As the voice mail ran out, Therese’s heart pounded so hard she couldn’t hear anything and panic flooded her veins with the sting and the combustion of gasoline.

“I have to go,” she said. “I have to go… see my mahmen.”

Leaping to her feet, she—

She immediately realized she didn’t know where the Caldwell clinic was. And given how dizzy she was, dematerializing wasn’t going to happen even if she had an address.

“Sit down.” Trez urged her back into the seat. “You’re very pale.”

Therese’s breath pumped in and out of her, fast but not far enough into her lungs. “This is my fault. This is all my fault—”

“Hold on. He doesn’t say why she—”

She looked Trez square in the face. “She’s always had a heart problem. That was why they were moving. The cold of the winters was getting too much for her. But what has always been even more dangerous? Stress.” She grabbed onto his forearm. “Dearest Virgin Scribe, I’ve killed her.”

CHAPTER TWENTY-TWO

Trez drove his female across the Hudson River, to the other side of Caldwell. Havers, the race’s physician, had relocated his treatment facility to a forest over there after the raids, and although Trez hadn’t been to the clinic since it had opened, he did know where it was. And he was able to make good time. The night was clear and very cold, so there was no falling snow to worry about, and the streets and highways had been plowed and salted well.

One good thing about having to deal with a hard winter every twelve months was that the city was very efficient about storm cleanup and road maintenance. They had to be. Businesses had to run. Schools had to teach their students. Hospitals needed to treat their patients.

If everything ground to a halt and stayed that way each time there was some serious accumulation? People in these parts would be indoors from mid-December to March.

He glanced across the BMW’s cockpit. His female was staring out the window, but he doubted she was seeing anything. She was also unable to sit still, twitching in the seat, tapping her foot, moving around the safety belt that crossed her chest.

Refocusing on the road, he wanted to go back to having a conversation about the weather with himself. But maybe he could mix it up and think about sports. The club.

Particle-fucking-physics.

What he absolutely did not want to think about was the fact that his female was going to Havers’s to deal with a family emergency.

A family emergency. As in… a group of people who, although she evidently was not related to them by blood, nonetheless counted as such as the result of her having been raised by and with them.

There was no reconciling this with her being Selena. Nope. And the fact that he couldn’t shoehorn this fact pattern into the construct of her reincarnation was shining a really fucking bright light on the number of things he had wedged and bent and twisted into vacancies in the puzzle.

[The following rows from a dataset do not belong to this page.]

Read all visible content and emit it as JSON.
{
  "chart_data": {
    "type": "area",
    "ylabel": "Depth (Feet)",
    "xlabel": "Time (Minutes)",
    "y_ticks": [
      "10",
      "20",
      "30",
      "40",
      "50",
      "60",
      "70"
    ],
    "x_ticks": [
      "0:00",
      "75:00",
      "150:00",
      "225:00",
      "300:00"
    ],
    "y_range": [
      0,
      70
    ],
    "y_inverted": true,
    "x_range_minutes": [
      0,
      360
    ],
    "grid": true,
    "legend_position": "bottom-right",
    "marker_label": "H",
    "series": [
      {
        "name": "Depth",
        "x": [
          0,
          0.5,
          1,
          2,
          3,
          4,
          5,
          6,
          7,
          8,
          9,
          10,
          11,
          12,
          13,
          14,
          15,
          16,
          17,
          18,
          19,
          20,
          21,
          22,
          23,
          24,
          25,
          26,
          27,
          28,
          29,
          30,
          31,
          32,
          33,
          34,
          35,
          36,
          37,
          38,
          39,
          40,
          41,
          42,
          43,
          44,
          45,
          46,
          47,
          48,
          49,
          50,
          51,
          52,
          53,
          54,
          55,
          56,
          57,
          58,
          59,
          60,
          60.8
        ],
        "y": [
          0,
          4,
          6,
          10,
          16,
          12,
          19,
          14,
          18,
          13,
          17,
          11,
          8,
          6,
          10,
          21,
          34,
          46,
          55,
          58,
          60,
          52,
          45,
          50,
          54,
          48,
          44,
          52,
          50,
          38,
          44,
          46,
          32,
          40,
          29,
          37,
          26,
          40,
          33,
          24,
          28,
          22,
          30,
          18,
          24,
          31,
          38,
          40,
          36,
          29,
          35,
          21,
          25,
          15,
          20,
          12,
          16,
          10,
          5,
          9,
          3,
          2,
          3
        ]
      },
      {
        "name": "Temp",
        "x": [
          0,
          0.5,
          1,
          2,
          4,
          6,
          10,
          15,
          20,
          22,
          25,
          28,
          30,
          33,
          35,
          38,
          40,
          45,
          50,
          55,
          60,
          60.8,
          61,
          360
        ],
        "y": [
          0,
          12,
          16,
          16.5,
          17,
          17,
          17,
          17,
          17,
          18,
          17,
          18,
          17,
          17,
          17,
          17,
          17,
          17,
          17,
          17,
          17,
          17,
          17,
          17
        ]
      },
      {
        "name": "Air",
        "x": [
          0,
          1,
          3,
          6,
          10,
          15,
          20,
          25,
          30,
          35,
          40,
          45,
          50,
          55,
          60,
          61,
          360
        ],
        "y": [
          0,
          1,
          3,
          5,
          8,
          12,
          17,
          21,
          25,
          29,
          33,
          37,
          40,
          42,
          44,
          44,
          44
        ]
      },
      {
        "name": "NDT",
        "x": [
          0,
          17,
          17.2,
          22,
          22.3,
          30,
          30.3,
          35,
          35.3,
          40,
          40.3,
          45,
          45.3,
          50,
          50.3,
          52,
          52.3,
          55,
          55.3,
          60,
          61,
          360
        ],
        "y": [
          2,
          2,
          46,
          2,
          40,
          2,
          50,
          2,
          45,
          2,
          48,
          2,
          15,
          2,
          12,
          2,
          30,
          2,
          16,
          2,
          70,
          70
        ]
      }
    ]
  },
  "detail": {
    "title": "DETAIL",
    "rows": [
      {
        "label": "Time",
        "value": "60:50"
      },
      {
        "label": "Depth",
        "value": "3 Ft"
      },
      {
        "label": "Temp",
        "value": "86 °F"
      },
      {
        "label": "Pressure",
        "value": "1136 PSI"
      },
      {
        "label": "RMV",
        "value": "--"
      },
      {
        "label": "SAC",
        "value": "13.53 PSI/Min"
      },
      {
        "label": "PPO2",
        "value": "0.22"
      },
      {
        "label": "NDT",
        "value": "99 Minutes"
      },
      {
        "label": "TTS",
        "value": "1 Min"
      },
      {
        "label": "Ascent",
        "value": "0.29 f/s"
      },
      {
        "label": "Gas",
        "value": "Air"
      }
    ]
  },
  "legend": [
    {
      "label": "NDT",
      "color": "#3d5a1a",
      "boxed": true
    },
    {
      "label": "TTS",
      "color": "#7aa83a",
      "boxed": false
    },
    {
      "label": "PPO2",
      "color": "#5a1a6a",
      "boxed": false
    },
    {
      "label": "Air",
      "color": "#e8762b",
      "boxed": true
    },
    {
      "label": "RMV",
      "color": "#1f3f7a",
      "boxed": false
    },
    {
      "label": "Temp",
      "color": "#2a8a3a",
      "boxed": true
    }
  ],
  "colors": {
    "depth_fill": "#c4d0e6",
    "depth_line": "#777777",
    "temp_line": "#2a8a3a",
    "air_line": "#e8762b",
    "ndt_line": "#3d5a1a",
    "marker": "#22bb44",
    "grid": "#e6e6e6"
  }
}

And what do you know. There were more forced pieces than ones that fit—and he found himself desperately grasping at the story he had constructed for himself. For them. It was impossible to ignore the sense that it was all about to be blown to shit, and the only thing he could think of was how much he wished she hadn’t lost her purse in the chaos the night before last. If she’d just kept it with her, she would have had Rhage’s tip money. And that burner phone.

So they wouldn’t be doing this right now.

Instead, they would be driving to get her stuff at the rooming house, and then, while she got settled at the nice little Cape Cod, he would go to the club and shuffle some papers. In a couple of hours, he would come home to her and they would cook those steaks and watch a movie. And do other stuff in the dark.